Regulators tell banks they can choose any replacement rate for Libor
WASHINGTON — Banking regulators on Friday said financial institutions can choose any reference rate to replace the London interbank offered rate, or Libor, which is set to sunset in 2021.
The statement comes after multiple small and midsize banks earlier this year told the Federal Reserve, Federal Deposit Insurance Corp. and Office of the Comptroller of the Currency that the regulators’ preferred Libor replacement — the secured overnight financing rate — was ill-suited to them since they don't have many ties to the repo market. They argued SOFR was more appropriate for larger banks.

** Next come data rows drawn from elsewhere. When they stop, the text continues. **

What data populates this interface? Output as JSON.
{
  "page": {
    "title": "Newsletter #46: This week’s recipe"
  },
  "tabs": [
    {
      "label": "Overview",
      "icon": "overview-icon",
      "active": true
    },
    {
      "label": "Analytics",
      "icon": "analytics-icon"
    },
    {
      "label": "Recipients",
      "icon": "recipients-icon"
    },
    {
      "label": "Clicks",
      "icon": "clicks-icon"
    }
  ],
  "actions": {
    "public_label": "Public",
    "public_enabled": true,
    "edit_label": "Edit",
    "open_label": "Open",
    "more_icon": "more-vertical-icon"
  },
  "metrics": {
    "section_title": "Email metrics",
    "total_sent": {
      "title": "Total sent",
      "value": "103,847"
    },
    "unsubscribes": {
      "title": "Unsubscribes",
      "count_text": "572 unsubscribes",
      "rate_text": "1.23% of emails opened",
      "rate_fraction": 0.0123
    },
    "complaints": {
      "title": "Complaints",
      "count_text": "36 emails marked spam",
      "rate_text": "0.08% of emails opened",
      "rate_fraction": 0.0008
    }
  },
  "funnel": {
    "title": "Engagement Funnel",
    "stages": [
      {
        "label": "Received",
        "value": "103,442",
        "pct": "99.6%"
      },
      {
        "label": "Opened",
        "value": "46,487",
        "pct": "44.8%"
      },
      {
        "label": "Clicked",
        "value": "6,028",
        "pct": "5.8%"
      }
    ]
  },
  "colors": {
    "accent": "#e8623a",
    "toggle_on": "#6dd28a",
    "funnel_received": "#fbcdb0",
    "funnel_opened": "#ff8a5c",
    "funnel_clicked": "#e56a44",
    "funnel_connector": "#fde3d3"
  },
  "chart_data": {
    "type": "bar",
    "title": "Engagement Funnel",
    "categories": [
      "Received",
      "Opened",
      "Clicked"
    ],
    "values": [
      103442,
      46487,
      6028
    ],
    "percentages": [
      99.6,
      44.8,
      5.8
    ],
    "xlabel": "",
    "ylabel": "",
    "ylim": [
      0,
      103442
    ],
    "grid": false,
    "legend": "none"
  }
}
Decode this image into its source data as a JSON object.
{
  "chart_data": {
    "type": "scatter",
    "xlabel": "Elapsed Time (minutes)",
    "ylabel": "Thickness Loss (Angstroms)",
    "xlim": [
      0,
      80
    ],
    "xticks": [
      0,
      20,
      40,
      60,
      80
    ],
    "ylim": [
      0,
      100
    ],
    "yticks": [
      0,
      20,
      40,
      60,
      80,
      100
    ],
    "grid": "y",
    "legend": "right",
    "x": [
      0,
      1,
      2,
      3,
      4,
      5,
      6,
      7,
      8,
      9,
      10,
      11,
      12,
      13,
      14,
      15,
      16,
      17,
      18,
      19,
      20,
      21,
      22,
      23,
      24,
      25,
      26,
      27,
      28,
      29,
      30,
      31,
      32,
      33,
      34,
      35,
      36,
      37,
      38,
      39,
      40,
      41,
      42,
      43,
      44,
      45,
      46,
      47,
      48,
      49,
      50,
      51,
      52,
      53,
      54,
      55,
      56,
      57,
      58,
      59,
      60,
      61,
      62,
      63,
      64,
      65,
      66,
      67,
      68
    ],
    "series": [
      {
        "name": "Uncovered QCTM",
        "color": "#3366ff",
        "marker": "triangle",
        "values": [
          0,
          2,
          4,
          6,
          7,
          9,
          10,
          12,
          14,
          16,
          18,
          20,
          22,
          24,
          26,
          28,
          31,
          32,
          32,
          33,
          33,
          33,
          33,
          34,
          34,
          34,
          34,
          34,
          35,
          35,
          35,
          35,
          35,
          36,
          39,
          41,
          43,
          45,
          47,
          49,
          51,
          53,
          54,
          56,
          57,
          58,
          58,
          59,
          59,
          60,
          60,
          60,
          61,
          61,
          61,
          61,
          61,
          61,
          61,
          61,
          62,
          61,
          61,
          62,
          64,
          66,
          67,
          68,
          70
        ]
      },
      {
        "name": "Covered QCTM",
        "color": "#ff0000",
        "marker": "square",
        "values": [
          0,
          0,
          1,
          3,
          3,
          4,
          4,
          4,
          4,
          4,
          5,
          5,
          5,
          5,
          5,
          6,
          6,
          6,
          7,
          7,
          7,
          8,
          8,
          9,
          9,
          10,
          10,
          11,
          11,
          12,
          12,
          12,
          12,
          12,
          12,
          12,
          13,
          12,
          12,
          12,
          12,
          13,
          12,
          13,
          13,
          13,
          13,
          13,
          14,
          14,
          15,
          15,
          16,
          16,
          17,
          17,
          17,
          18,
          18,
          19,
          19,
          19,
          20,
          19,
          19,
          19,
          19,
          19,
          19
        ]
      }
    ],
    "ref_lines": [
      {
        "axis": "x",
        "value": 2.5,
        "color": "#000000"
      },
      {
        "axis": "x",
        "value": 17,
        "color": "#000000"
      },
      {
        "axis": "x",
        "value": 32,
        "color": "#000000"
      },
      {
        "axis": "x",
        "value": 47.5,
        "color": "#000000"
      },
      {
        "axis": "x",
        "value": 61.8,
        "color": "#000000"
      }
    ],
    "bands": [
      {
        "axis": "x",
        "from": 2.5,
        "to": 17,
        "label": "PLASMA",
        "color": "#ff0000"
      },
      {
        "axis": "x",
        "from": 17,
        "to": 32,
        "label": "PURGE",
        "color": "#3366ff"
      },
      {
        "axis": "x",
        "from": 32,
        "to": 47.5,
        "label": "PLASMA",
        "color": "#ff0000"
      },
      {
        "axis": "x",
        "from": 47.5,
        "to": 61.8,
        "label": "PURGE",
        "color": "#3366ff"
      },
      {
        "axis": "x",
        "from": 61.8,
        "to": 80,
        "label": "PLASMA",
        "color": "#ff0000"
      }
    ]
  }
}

Some banks have also expressed concern that SOFR could result in a “mismatch” between bank assets and liabilities in the event of economic stress.
The Alternative Reference Rates Committee, a group convened by the Fed, has endorsed SOFR as the best replacement for Libor. But the banking agencies said Friday that the use of SOFR is voluntary.
“A bank may use any reference rate for its loans that the bank determines to be appropriate for its funding model and customer needs,” the regulators said in the joint statement.
But regardless of what replacement rate banks choose, they should include fallback language in all lending contracts that would take effect when Libor is discontinued to ease the transition away from the reference rate, the agencies said.
Many small and medium-sized banks have said that that they would prefer to use Ameribor, an index specifically created for small and midsize banks by Richard Sandor, a major figure in Chicago trading. The index is based on transactions in the overnight loan market on the American Financial Exchange, which Sandor also founded.
“The agencies recognize that banks’ funding models differ and that in structuring their lending activities it is appropriate for banks to select suitable replacement rates for LIBOR that are most appropriate given their specific circumstances,” the joint statement says.
Federal Reserve Chairman Jerome Powell told senators in February that he was open to exploring a separate alternative reference rate that would be credit sensitive as the industry prepares for the transition away from Libor.
“A number of banks have come forward and said that they want to work on a separate rate, which would not replace SOFR, but would be credit sensitive, and so they're doing that now and ... we're working with them to support that process,” he said. “We're open to that, but it doesn't mean that this the transition away from Libor to SOFR will stop. It has to go forward.”